Little stuff, like replacing these, costs next to nothing - but can make a humongous difference in appearance.



These leaf switches can be tidied up and made look much nicer relatively inexpensively. You'll need a rivet press, though, which isn't cheap. So, for the guy who might restore 2-3 pins ever, it makes no sense to tidy these up, just buy new!



Starting the cleanup



Switch stack starting disassembly



More to come, hopefully tomorrow :) Sorry to leave everyone hanging.

I *did* get the new LEDs for the pop bumpers and like the choice I ended up with. I tested them in my T2, because it had easily accessed pop bumper lamps and red caps - the same color as the CFTBL will have. The T2 has had Ablaze 3 LED #555s in there, white in color, since I restored it ~2 years ago. My previous T2 restoration would burn bulbs out in about 10-20 games, and seemed to constantly be melting caps. So, I bought LEDs for it.

Lotsa pics here

http://gallery.myhomegameroom.com/gallery/t2_leds

Left pop has an Ablaze 3 LED #555 LED in white
Center pop has a Cointaker 4+1 #555 LED in red
Right pop has an original incandescent bulb in it



And now, with caps installed



I left the cointakers in. Nice lamps. The Ablaze 3 LED red bulbs are about 40% of the cost of the cointakers, though, so I may order some red ablaze ones to try.
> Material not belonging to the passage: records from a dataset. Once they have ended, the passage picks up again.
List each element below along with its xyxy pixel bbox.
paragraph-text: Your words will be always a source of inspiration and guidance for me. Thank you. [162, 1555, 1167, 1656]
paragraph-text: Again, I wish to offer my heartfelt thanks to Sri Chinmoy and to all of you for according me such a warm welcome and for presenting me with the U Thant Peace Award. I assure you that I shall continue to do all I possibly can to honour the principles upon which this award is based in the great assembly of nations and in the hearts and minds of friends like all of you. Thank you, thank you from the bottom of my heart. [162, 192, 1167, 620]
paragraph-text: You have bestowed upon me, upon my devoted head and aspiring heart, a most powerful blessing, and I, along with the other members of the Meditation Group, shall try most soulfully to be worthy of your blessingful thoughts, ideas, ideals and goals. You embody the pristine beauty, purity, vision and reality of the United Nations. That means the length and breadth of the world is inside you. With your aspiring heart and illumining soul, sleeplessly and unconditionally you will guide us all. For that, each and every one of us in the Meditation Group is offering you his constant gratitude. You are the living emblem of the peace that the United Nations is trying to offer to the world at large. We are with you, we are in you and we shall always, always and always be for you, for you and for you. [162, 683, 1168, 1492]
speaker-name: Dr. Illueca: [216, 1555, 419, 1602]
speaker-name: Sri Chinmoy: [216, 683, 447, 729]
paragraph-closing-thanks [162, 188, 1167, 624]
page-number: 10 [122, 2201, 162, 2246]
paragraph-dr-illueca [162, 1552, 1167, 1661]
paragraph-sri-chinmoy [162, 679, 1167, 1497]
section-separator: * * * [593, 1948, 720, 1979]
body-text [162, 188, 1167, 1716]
The final picture, with Cointaker LEDs gives a warmer glow, looks very close to original. Close enough that I can live with it. The only 2 things I don't like:

1) Had to screw with the LEDs, getting them turned the right way, bending the contacts out, etc to get a good fit
2) Like all LEDs, in the GI dimming test, they flicker at low numbers, and don't change brightness at the high numbers.